Differentiation of brown pre-adipocytes was induced by adding DMEM containing 10% FBS, 1% penicillin and streptomycin, 500 µM IBMX, 5 µM dexamethasone, 125 µM indomethacin, 1 nM Triiodothyronine (T3), 100 nM insulin and 1 µM rosiglitazone. After two days, the induction medium was replaced by freshly prepared differentiation medium (DMEM containing 10% FBS, 1% penicillin and streptomycin, 1 nM T3 and 100 nM insulin and until day 4, 1 µM rosiglitazone). The differentiation medium was changed every other day until the cells were fully differentiated at day 8. To study the effects of cyanobacterial fractions on brown adipocyte differentiation, preadipocytes were differentiated, as described above, in the presence of 10 µg mL−1 cyanobacterial fractions from the day 0 until day 6. Cell cultures were tested regularly negative for mycoplasm. Live cells were imaged with a Keyence (America Inc.; BZ-9000 BioRevo, Chicago, IL, USA) microscope, using a Nikon Plan- Apochromatic 20x/0.75 objective (Nikon, Japan). Bright field images were captured using ‘Multi-color image capturing software’ built in the BZ-9000 system.
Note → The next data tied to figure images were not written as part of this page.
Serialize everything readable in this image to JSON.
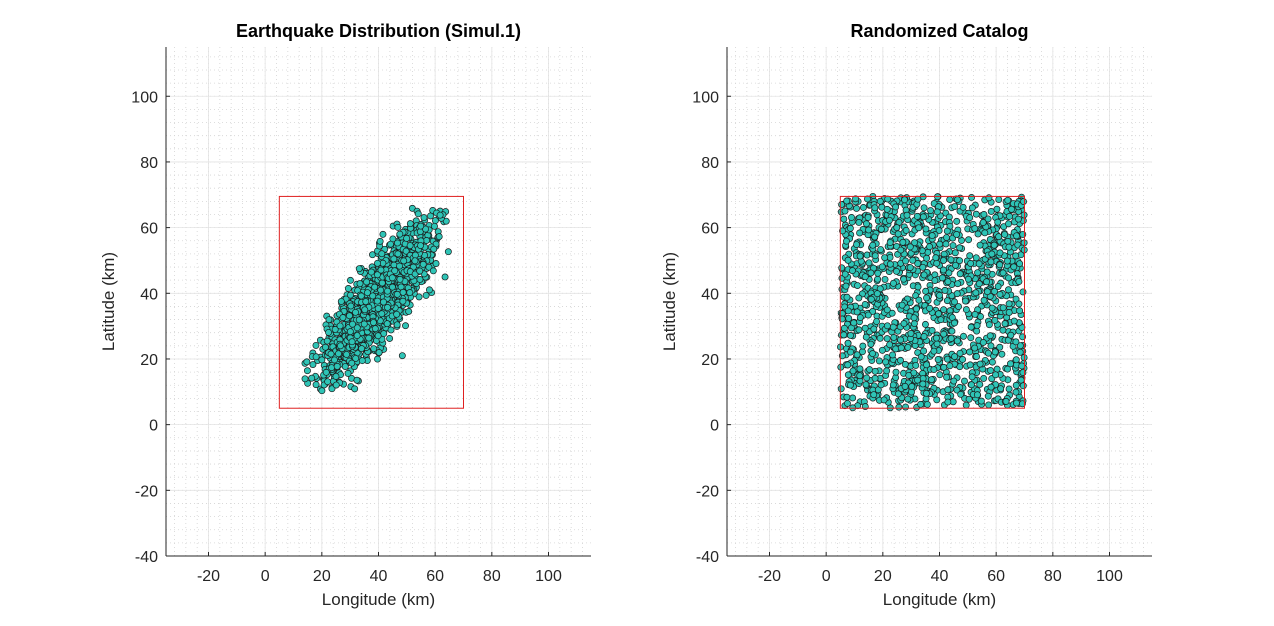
{
  "chart_data": [
    {
      "type": "scatter",
      "title": "Earthquake Distribution (Simul.1)",
      "xlabel": "Longitude (km)",
      "ylabel": "Latitude (km)",
      "xlim": [
        -35,
        115
      ],
      "ylim": [
        -40,
        115
      ],
      "xticks": [
        -20,
        0,
        20,
        40,
        60,
        80,
        100
      ],
      "yticks": [
        -40,
        -20,
        0,
        20,
        40,
        60,
        80,
        100
      ],
      "grid": "major and minor (dotted)",
      "marker_color": "#2ec4b6",
      "marker_edge": "#1a1a1a",
      "box_color": "#e02020",
      "region_box": {
        "x": [
          5,
          70
        ],
        "y": [
          5,
          69.5
        ]
      },
      "points_distribution": {
        "shape": "elongated cluster oriented SW-NE",
        "center": [
          40,
          38
        ],
        "spread_along": 15,
        "spread_across": 4.5,
        "orientation_deg": 50,
        "count": 1400,
        "x_range": [
          14,
          65
        ],
        "y_range": [
          10,
          66
        ]
      }
    },
    {
      "type": "scatter",
      "title": "Randomized Catalog",
      "xlabel": "Longitude (km)",
      "ylabel": "Latitude (km)",
      "xlim": [
        -35,
        115
      ],
      "ylim": [
        -40,
        115
      ],
      "xticks": [
        -20,
        0,
        20,
        40,
        60,
        80,
        100
      ],
      "yticks": [
        -40,
        -20,
        0,
        20,
        40,
        60,
        80,
        100
      ],
      "grid": "major and minor (dotted)",
      "marker_color": "#2ec4b6",
      "marker_edge": "#1a1a1a",
      "box_color": "#e02020",
      "region_box": {
        "x": [
          5,
          70
        ],
        "y": [
          5,
          69.5
        ]
      },
      "points_distribution": {
        "shape": "uniform random within region box",
        "count": 1400,
        "x_range": [
          5,
          70
        ],
        "y_range": [
          5,
          69.5
        ]
      }
    }
  ]
}
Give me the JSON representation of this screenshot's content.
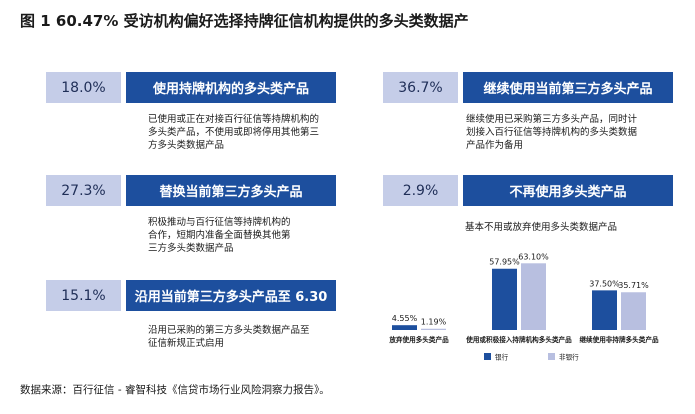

PPARγ and UCP-1 mRNA Expression by Real-Time PCR

For mRNA expression analyses, RNA from differentiated brown adipocytes was isolated using the QuickExtractTM RNA extraction kit (Epicentre Biotechnologies, Madison, WI, USA,), following the manufacturer’s instructions. Synthesis of cDNA was performed in a Thermo Cycler by using the high-Capacity cDNA reverse transcription kit (Applied Biosystem, Foster City, CA, USA), according to the manufactures protocol. Real-time PCR with SYBR green was performed using iTaqTM Universal SYBR® Green Supermix (BIO-RAD, Hercules, CA, USA) in a CFX384 Touch Real-Time PCR Detection System (BIO-RAD). Relative mRNA expression was calculated after normalization by TATA-binding protein (Tbp) expression. Primer sequences are listed in the Supplementary Table S2. Differential expression levels were calculated via the ΔΔCt method [53].

4.7. Metabolite Profiling

The metabolic profiling of cyanobacterial extracts was performed using a Waters ACQUITY UPLC system (Waters, Milford, MA, USA), coupled to a Waters Synapt G1 mass spectrometer equipped with electrospray ionization (ESI) probe (Waters, Wilmslow, UK). The analytical column ACQUITY UPLC BEH C18 (2.1 × 100 mm, 1.7 µm) (Waters, Milford, MA, USA) was used for separation and was maintained at 60 °C. Mobile phase A was water with 0.1% formic acid and mobile phase B was acetonitrile with 0.1% formic acid. The flow was maintained at 0.45 mL min−1. A linear gradient was used from 65% to 100% B during the first 8 min, followed by a column clean up at 100% B for 0.5 min and reconditioning at the initial conditions for 1.5 min. The total chromatographic run time was 12 min. The sample manager was maintained at 10 °C. The samples were analyzed in positive ionization mode and the ionization source parameters were kept as follows: capillary voltage 3.5 kV; cone voltage 42 V; source temperature 125 °C; desolvation temperature 450 °C, at a flow rate of 700 L h−1 (N2); cone gas flow rate 50 L h−1. Data acquisition was carried out using MassLynx 4.1 and MarkerLynx XS was used for peak picking, alignment and identification of markers (Waters, Milford, MA, USA). Markers between 100 and 1500 Da were collected with an intensity threshold of 100 counts and retention time and mass windows of 0.10 min and 0.050 Da, respectively. The noise level was set to 5.00. Statistical analysis of the data was done using EZinfo 3.0 (Sartorius Stedim Biotech, Umea, Sweden) and SIMCA 15 (Sartorius Stedim Biotech).

5. Conclusions

This work demonstrates the potential of marine, estuarine and freshwater species of cyanobacteria, to produce secondary metabolites with relevant bioactivities towards several metabolic functions. The combination of screening assays with metabolite profiling and toxicity evaluation allowed the selection of a few, very promising fractions. Within such fractions, several known and unknown secondary metabolites were identified, however, major mass peaks corresponded to unknown compounds. In the future, the compounds responsible for the bioactivities will be isolated and structures elucidated, before exploring their role for the treatment of metabolic diseases.